Suara.com - Presiden Amerika Serikat Donald Trump resmi memperpanjang gencatan senjata dengan Iran tanpa batas waktu hingga proses perundingan dinyatakan selesai.
Keputusan ini diumumkan Selasa (21/4) waktu setempat, meski sebelumnya Trump menegaskan tidak akan memperpanjang tenggat.

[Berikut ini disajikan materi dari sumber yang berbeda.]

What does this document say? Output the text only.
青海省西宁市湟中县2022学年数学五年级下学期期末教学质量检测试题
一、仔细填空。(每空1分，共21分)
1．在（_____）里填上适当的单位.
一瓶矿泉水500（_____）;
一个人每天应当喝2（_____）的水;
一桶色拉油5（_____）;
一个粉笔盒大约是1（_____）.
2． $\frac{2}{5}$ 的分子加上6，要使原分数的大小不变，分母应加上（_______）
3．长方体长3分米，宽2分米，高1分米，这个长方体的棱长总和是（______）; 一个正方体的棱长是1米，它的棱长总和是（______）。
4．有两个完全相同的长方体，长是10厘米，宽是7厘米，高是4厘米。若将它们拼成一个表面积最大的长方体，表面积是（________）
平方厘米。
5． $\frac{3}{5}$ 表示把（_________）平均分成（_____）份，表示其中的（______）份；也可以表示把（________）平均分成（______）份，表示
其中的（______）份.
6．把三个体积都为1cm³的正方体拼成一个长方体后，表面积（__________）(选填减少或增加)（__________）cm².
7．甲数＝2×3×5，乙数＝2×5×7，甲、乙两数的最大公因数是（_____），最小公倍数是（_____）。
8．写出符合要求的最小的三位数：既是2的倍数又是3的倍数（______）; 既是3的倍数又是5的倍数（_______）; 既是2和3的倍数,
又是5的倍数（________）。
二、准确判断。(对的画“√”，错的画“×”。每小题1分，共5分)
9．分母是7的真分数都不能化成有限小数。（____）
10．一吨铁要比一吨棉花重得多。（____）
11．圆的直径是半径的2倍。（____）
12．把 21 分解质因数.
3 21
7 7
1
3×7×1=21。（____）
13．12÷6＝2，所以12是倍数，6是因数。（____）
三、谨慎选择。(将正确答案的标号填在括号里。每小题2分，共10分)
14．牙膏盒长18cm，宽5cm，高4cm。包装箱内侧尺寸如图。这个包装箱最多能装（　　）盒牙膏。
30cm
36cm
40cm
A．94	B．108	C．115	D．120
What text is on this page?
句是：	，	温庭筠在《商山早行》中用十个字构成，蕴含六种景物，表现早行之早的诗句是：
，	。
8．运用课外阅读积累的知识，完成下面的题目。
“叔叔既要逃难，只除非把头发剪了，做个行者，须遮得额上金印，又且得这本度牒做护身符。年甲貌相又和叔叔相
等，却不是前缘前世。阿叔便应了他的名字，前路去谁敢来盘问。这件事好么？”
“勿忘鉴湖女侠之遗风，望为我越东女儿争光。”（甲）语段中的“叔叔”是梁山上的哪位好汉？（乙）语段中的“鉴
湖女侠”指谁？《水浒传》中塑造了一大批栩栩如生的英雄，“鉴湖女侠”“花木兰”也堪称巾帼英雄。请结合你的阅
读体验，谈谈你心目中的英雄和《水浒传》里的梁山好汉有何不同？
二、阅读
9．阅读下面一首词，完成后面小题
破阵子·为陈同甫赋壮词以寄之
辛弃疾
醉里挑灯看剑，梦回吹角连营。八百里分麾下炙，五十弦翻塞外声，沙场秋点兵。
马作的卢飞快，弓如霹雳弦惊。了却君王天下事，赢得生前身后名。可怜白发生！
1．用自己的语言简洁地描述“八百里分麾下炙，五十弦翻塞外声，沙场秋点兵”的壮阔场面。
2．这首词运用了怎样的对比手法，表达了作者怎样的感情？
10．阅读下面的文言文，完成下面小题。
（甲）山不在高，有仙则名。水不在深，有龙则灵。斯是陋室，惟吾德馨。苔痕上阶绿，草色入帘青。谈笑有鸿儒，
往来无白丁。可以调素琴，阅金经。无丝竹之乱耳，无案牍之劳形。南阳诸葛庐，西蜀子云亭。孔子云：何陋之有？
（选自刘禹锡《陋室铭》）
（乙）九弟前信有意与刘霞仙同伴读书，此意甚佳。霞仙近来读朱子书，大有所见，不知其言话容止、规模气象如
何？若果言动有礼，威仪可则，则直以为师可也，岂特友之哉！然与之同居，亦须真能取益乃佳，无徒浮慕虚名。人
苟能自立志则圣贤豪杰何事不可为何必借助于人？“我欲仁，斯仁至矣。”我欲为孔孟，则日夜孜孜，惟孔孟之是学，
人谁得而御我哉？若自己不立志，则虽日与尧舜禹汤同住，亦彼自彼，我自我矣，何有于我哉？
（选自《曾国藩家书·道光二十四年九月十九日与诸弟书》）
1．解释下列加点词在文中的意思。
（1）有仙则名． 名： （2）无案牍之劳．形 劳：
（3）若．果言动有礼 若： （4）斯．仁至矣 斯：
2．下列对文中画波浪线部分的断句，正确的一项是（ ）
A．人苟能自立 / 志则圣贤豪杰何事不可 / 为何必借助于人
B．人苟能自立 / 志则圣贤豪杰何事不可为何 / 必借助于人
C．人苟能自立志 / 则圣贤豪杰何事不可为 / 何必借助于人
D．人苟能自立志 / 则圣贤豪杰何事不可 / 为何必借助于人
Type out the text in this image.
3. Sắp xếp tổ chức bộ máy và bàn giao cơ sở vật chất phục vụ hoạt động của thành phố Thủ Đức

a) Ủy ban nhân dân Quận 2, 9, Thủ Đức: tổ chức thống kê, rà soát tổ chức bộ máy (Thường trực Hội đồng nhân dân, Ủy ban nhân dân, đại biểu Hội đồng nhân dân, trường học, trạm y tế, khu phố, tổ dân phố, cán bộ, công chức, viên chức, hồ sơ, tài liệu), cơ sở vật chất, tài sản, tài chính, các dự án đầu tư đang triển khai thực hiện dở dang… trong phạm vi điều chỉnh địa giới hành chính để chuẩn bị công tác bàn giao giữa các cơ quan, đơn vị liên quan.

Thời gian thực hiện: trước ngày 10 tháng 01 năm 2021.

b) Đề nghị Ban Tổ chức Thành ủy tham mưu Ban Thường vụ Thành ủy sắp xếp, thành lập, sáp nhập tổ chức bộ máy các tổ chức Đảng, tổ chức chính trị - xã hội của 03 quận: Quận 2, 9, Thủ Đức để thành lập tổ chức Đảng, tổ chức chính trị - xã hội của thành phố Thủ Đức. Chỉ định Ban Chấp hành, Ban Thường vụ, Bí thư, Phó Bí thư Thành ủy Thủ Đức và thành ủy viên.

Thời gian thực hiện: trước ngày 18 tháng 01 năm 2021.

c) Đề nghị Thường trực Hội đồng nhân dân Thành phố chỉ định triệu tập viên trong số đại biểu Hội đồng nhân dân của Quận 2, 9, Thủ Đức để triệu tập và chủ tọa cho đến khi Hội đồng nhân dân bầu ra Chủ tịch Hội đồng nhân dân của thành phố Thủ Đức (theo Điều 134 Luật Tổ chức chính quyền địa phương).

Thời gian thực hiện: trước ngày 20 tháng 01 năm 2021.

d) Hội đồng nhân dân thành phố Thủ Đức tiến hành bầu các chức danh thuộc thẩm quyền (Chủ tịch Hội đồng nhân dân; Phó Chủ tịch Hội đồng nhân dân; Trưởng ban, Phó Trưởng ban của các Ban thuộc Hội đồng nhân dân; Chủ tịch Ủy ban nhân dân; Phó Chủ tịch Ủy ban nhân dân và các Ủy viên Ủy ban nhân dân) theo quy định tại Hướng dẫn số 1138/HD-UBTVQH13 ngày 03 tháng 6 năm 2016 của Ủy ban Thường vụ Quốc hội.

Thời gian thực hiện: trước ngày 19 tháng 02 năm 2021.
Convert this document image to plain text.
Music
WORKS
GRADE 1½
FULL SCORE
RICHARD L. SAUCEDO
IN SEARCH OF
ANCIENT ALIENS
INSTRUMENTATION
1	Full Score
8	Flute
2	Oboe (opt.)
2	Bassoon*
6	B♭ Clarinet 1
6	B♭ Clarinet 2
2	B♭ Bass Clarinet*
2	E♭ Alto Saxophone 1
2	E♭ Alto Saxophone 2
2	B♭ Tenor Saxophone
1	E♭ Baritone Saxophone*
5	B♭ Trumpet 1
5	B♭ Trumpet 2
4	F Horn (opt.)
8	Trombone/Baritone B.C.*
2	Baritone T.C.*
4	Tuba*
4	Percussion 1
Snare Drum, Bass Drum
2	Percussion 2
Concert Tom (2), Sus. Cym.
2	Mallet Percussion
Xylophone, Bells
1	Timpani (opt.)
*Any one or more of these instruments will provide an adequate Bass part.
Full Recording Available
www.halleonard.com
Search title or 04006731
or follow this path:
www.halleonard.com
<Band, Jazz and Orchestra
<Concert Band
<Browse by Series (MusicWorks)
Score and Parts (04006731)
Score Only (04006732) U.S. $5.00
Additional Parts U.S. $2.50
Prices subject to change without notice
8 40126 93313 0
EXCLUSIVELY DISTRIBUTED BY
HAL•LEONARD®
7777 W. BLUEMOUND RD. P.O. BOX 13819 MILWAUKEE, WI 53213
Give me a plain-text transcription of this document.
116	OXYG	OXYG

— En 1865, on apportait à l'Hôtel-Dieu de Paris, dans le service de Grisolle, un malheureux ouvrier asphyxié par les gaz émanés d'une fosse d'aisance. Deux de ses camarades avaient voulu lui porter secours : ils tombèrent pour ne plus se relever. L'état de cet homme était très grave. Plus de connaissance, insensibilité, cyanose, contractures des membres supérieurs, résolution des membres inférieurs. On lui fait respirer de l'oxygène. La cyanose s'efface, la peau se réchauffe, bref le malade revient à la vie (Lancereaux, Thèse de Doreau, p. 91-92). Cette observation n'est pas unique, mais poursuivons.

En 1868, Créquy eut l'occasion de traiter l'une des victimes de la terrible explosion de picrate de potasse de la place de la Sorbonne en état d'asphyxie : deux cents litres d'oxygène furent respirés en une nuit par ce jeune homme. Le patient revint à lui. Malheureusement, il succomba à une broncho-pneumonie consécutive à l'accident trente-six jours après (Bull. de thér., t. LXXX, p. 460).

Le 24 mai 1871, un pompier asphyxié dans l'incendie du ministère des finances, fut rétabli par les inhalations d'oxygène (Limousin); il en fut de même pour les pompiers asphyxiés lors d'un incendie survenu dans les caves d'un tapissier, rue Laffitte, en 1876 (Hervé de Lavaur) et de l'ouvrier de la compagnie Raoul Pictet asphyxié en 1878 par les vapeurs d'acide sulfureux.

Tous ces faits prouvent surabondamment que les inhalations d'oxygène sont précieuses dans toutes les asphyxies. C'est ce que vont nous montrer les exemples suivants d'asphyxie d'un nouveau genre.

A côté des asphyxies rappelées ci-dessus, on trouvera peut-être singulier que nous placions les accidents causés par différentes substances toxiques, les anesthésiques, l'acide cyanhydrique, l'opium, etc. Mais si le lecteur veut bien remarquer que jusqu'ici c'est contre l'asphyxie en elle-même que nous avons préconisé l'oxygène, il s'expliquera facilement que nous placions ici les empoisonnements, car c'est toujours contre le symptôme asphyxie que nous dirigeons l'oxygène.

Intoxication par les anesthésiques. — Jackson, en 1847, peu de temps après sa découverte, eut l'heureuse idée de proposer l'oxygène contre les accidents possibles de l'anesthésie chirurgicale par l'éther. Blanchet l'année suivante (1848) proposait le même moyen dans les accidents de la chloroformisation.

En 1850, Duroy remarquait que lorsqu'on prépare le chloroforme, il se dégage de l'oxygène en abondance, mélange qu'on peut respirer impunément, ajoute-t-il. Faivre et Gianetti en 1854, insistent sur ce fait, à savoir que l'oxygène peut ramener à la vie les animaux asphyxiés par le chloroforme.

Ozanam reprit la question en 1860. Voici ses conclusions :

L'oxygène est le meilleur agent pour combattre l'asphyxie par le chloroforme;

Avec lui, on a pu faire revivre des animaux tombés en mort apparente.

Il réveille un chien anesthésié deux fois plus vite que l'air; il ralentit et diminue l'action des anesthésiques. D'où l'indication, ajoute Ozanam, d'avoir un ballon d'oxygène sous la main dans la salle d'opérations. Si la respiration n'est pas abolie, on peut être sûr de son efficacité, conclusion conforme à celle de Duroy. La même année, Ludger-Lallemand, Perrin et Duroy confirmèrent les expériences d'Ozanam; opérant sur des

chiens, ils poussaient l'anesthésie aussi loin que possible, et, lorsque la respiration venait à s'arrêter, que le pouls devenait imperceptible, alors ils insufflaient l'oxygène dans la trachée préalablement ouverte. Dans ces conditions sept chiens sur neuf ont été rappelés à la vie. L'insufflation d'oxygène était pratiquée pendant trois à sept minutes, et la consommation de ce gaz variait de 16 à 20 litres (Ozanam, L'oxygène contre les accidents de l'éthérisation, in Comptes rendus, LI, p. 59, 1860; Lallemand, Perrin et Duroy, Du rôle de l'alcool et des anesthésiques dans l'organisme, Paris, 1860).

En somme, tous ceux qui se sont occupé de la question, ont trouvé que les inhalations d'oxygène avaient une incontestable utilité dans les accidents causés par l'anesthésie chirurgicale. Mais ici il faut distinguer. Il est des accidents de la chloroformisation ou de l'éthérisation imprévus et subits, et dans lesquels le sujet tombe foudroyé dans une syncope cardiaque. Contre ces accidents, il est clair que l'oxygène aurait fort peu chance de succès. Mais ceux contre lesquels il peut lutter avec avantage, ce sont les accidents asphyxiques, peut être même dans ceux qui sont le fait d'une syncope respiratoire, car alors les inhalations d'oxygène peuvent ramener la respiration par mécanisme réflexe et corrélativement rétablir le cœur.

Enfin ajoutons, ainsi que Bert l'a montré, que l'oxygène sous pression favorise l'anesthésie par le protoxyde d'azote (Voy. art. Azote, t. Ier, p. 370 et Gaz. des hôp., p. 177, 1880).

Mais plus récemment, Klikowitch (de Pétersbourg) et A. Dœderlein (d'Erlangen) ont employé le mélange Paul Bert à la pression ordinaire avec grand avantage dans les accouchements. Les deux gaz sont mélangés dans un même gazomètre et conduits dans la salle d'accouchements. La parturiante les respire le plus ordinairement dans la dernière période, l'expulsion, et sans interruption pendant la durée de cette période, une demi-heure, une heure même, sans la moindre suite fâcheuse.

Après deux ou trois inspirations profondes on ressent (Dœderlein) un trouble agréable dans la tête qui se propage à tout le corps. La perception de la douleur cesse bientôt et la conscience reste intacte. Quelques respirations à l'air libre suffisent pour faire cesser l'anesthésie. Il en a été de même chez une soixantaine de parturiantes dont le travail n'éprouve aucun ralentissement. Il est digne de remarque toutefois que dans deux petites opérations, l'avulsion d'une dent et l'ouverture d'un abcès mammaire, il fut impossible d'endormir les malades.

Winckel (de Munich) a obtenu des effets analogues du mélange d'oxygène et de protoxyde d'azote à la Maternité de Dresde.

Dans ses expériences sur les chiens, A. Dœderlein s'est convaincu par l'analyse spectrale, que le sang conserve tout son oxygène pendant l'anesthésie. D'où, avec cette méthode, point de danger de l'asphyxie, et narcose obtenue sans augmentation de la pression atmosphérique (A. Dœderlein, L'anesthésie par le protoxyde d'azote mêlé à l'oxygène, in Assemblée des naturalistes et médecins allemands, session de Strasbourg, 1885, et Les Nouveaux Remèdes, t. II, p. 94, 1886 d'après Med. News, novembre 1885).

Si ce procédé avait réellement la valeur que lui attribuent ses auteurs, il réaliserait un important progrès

Trump menyebut perpanjangan ini dilakukan atas permintaan Pakistan, sekaligus menyoroti kondisi pemerintahan Iran yang disebutnya terpecah.
Trump mengaku memberi waktu tambahan bagi Teheran untuk menyusun proposal yang lebih solid dan terpadu.
“Saya telah mengarahkan militer untuk melanjutkan blokade dan tetap siaga penuh, serta memperpanjang gencatan senjata sampai proposal mereka diajukan dan diskusi selesai, apa pun hasilnya,” tulis Trump di platform Truth Social.
Hingga kini, pemerintah Iran belum memberikan tanggapan resmi atas keputusan tersebut.

Sebelumnya, gencatan senjata berdurasi dua pekan dijadwalkan berakhir Selasa malam, setelah sempat disebut akan berakhir Rabu oleh Trump.
Pernyataan terbaru ini berbanding terbalik dengan sikap Trump sebelumnya.
Dalam wawancara dengan CNBC, Trump sempat menolak opsi perpanjangan dan bahkan menyatakan kesiapan melanjutkan serangan militer.
“Saya pikir kami akan kembali melakukan pengeboman. Itu sikap yang lebih baik untuk memulai,” ujar Trump. “Militer kami siap bergerak kapan saja.”
Gencatan senjata antara AS dan Iran disepakati dua pekan lalu untuk meredakan konflik sekaligus membuka ruang negosiasi.
Namun, pembicaraan tingkat tinggi yang digelar di Islamabad mengalami kebuntuan sejak pertemuan awal.
Trump menuding Iran tidak serius mencapai kesepakatan terkait program nuklirnya.
Di sisi lain, Iran bersikeras tidak akan menyerahkan uranium yang telah diperkaya ke Amerika Serikat, bertolak belakang dengan klaim Trump.
Ketegangan juga masih berlangsung di lapangan. Iran dilaporkan memblokir jalur pelayaran di Selat Hormuz, sementara AS mempertahankan blokade terhadap pelabuhan Iran.